Why invest in utilities?
As great as utility investments are, they continue to earn a less than favourable reputation among investors owing to the nature of their misunderstood business model.
Utilities provide a service to the communities that they serve, and the amount of that utility service, as well as the compensation the utility earns, are stipulated into long-term agreements, known as power-purchase agreements (PPA) Because of the regulated nature of the agreement, utilities effectively have a stable, secure, and recurring source of revenue to rely on for the duration of the contract, which can span two decades or more.
That stable stream of revenue permits the utility to invest in growth, reward shareholders through a handsome dividend, or, in some cases, both. Unfortunately, many investors perceive that handsome dividend to mean that there is little room for growth.
Let’s look at both Fortis and Algonquin and see how these two behemoths can benefit your portfolio.

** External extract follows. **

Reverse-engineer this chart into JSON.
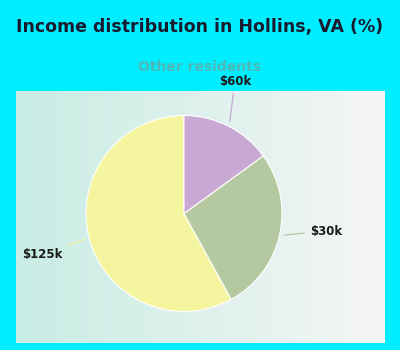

Fortis has a well-diversified portfolio of facilities that are located in the U.S., Canada, and the Caribbean that provide a stable and recurring source of revenue, 92% of which is regulated through PPAs.
One way that Fortis differs from many other utilities is in the company’s approach to expansion. Fortis has taken an aggressive stance to expansion, acquiring increasingly larger players in the market to fuel earnings and coverage growth. The most recent major acquisition by Fortis was the $11.3 billion acquisition for ITC Holdings which completed two years ago. That acquisition provided a lift to earnings and introduced Fortis to several new U.S. state markets.
Fortis shines as an income investment thanks to its quarterly dividend, which provides investors with a handsome 4.09% yield. If this weren’t reason enough, Fortis is one just a handful of companies that have an established history of annual dividend hikes that goes back over four decades; the most recent hike came last fall. The current dividend is $0.425 per share.
Fortis currently trades at just over $41 with a P/E of 17.53.
Algonquin Power & Utilities Corp.
Algonquin is another utility that holds plenty of potential for both growth and income-minded investors. Oakville-based Algonquin provides distribution, generation, and transmission services across electricity, water, and gas elements to over 750,000 customers in more than a dozen states.
An interesting point worth mentioning in relation to Algonquin is how the company already has a sizable renewable energy portfolio of over 35 facilities that are scattered across Canada and the U.S. with solar, thermal, wind, and hydro elements that are provided through its Liberty Power subsidiary.
This is an important distinction that puts Algonquin at an advantage over its peers that still have predominately fossil fuel-burning facilities, and existing fossil fuel-burning facilities are more than likely to be replaced with clean energy facilities.
In terms of a dividend, Algonquin offers a quarterly dividend that pays an impressive 5.19% yield. From a growth standpoint, Algonquin has offered seven consecutive years of annual dividend hikes, and there’s no reason to suspect that trend should end any time soon.
Algonquin currently trades at just over $12.50 per share.